Nobody ever transforms himself into an enlightened pattern of life by dividing himself in two pieces, “Good I” and “Bad Me,” wherein Good I preaches to Bad Me and tries to make me over.
The more it appears to be spiritual—that is to say, something different from, aside from, apart from everyday life—the more false that kind of spirituality will be.
In Oriental cultures teachers expect the student to make the effort to attain the understanding. So a teacher is difficult, and you must put yourself out to understand what he says. He’s not going to make it easy for you—because of the feeling that what comes to you too easily doesn’t really come to you.
Zen consists in faith in your innate quality of intelligence, in your organic pattern. Trust it. After all, your eyes are beautifully blue or brown, your hair is wonderfully brunette or blonde, your breathing is fantastic, your heart is working beautifully. That is your Zen. Go ahead.

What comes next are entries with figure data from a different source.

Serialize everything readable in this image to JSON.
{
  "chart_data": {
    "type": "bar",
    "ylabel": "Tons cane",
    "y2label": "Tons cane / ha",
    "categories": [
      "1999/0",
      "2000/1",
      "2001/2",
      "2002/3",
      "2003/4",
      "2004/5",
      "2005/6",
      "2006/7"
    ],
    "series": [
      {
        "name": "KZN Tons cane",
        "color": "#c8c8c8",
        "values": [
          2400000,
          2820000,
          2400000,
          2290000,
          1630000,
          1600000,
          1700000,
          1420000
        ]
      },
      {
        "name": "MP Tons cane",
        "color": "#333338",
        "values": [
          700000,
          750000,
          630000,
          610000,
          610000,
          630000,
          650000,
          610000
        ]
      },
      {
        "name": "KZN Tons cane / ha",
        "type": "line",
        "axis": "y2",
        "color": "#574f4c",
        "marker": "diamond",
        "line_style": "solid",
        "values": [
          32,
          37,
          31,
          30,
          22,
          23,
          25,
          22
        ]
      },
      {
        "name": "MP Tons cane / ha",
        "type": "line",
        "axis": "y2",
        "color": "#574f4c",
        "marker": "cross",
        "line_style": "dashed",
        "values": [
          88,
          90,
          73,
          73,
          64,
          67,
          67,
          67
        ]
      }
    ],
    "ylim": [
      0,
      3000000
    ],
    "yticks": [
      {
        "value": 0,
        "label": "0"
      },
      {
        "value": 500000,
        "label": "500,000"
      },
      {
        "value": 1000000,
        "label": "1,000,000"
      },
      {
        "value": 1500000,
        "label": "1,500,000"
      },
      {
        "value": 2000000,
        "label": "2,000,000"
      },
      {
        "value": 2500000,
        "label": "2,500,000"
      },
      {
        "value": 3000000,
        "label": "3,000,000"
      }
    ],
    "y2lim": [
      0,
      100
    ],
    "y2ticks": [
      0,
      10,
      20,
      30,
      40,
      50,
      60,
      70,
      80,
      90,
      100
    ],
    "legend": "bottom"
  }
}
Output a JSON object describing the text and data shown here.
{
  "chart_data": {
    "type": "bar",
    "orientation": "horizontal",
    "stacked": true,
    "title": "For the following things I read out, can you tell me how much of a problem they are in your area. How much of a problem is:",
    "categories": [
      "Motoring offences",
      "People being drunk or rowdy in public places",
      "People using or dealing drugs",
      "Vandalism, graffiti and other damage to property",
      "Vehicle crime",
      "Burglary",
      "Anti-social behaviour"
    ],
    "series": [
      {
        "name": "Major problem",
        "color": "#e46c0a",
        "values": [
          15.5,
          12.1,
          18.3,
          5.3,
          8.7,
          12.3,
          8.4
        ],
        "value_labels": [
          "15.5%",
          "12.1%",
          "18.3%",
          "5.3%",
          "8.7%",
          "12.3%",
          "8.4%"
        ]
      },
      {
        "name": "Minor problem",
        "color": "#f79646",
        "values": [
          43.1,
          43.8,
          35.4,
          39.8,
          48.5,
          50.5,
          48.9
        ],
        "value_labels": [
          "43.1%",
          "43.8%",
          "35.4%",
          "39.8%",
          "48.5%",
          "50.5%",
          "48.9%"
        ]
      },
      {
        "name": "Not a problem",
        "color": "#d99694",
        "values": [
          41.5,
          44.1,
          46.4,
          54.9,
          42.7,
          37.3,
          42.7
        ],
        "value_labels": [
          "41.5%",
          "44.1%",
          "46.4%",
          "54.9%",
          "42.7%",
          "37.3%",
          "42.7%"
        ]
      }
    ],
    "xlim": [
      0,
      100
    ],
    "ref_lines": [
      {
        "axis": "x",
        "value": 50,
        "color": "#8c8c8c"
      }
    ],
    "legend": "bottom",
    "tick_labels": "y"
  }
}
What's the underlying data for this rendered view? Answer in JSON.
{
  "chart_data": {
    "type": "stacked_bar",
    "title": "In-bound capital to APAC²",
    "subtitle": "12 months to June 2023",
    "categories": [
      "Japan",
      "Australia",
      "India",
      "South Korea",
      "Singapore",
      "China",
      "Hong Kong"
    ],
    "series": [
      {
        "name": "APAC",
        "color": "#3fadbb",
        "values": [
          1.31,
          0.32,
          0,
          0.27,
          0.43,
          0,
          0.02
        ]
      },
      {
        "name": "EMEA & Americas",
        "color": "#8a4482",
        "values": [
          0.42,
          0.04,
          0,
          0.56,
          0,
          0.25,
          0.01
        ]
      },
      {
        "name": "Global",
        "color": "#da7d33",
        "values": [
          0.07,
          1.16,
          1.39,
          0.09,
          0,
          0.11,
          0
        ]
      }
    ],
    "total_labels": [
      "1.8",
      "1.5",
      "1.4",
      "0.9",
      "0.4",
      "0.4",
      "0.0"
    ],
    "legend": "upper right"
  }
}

Whoever really gets this thing and understands it, knows that he hasn’t attained anything. Buddha said in the Diamond Sutra: “When I attained complete, perfect and unexcelled awakening, I attained nothing at all.” And, you see, that “nothing at all” is the same nothing into which all trees and plants and bodies and butterflies and birds are disappearing in the course of endless transformations. Everything disappears into nothing at all. But out of this same nothing at all come all the new things forever and ever.